I am working on a data mining project and I am using the sklearn package in python for classifying my data.
in order to train my data and evaluate the quality of the predicted values, I am using the sklearn.cross_validation.cross_val_predict function.
however, when I try to run my model on the test data, it asks for the base class, which are not available.
I have seen (possible) work-arounds using the sklearn.grid_search.GridSearchCV function but am loathe to use such a method for a fixed set of parameters.

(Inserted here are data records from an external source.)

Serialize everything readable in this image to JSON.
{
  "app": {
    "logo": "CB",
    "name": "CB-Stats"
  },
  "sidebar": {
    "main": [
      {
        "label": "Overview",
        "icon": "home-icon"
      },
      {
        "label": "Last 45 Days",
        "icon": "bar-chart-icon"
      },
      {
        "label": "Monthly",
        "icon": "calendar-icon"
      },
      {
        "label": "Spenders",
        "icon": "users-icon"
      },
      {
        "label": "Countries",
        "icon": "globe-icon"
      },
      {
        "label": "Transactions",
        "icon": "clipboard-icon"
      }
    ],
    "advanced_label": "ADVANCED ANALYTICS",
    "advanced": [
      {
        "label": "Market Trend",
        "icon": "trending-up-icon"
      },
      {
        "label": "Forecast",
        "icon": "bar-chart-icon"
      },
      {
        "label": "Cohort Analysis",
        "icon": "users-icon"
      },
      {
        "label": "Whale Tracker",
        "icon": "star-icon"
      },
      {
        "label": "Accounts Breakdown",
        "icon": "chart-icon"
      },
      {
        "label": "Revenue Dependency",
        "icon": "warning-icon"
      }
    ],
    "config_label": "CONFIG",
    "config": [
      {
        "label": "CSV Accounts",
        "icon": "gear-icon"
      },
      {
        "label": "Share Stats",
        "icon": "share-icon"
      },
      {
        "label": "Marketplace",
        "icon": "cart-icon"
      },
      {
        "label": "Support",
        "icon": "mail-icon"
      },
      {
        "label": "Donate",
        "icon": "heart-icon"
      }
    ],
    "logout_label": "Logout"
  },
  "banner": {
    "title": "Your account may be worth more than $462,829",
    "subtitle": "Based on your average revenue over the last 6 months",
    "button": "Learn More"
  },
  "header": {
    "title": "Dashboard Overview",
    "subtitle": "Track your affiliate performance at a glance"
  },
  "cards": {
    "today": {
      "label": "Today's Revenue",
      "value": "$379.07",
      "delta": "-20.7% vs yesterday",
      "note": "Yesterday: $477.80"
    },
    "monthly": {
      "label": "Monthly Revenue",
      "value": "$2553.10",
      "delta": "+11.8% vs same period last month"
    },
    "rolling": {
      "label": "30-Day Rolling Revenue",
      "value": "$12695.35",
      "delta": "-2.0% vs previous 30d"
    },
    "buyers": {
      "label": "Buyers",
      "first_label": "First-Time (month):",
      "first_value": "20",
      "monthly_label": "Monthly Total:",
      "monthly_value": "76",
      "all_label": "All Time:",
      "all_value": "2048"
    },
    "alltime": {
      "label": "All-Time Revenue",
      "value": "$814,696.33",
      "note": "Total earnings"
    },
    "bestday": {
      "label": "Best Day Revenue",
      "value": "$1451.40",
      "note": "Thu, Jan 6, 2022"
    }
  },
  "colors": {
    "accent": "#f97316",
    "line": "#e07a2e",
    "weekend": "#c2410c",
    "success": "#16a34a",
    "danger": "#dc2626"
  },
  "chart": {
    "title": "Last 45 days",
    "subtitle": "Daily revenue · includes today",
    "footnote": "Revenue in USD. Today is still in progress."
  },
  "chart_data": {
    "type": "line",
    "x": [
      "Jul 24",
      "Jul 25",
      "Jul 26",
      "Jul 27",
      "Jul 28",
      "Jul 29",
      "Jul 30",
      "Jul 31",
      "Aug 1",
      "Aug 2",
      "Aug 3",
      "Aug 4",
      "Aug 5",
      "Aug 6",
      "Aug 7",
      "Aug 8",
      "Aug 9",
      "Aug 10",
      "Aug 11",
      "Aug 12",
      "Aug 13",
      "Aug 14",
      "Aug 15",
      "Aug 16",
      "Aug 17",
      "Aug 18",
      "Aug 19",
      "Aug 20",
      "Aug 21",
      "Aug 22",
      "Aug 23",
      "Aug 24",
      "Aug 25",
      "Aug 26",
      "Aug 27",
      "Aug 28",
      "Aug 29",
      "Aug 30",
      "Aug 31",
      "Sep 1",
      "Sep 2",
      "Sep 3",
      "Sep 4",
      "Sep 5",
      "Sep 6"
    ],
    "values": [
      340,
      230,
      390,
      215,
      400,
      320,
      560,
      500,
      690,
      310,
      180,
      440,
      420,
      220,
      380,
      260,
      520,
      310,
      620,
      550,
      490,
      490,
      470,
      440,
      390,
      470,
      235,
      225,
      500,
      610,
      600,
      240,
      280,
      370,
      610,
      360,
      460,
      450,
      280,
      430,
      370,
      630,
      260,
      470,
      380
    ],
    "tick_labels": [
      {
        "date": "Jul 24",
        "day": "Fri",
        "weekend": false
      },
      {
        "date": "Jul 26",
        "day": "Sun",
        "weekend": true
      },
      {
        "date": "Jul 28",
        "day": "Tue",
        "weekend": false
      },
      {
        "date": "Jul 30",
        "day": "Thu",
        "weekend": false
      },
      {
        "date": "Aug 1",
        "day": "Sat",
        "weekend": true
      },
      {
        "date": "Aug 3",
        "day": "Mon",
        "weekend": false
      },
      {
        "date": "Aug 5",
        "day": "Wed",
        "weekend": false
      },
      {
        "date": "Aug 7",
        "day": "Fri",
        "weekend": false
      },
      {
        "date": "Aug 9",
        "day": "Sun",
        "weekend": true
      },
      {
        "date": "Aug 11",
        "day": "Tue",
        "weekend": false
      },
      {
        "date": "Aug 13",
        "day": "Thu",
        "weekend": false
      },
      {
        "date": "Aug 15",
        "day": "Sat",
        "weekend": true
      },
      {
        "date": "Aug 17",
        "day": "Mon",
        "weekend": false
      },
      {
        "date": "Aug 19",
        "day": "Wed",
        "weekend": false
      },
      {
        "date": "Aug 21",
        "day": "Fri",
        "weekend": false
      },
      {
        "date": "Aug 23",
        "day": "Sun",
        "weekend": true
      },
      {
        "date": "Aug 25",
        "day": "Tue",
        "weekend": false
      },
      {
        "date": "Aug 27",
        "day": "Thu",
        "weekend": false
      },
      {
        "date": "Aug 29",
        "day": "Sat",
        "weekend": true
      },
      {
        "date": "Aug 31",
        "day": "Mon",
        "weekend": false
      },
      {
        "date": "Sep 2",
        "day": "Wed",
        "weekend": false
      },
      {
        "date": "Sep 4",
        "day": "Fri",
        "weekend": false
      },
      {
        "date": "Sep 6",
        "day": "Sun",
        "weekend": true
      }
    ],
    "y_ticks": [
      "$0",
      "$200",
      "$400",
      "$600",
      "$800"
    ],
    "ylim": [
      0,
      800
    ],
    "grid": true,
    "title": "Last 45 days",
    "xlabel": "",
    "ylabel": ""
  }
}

going throught the sklearn.cross_validation documentation, I have come across the cross_val_score function. Since I am fairly new to the world of classification problems I am not quite sure if this the function which would solve my problem.
Any help will be awesome!
Thanks!
edit:
Hello! I get the impression I was fairly vague with my original query. I'll try to detail what it is that I am exactly doing. Here goes:
I have generated 3 numpy.ndarrays X,X_test and y with nrows = 10158, 22513 and 10158 respectively which correspond to my train data, test data and class labels for the train data.
Thereafter, I run the following code :
from sklearn.svm import SVC
from sklearn.cross_validation import cross_val_predict
clf = SVC()
testPred = cross_val_predict(clf,X,y,cv=2)
This works fine and I can then use stemPred and y as mentioned in the tutorials.
However, I am looking to predict the classes of X_test. The error message is rather self-explanatory and says:
ValueError: Found arrays with inconsistent numbers of samples: [10158 22513]
The current work around (I do not know if this is a work around or the only way to do it) I am using is:
from sklearn import grid_search
# thereafter I create the parameter grid (grid) and appropriate scoring function (scorer)
model = grid_search.GridSearchCV(estimator = clf, param_grid = grid, scoring = scorer, refit = True, cv = 2, n_jobs = -1)
model.fit(X,y)
model.best_estimator_.fit(X,y)
testPred = model.best_estimator_.predict(X_test)
This technique works fine for the time-being; however, if I didn't have to use the GridSearchCV function I'd be able to sleep much better.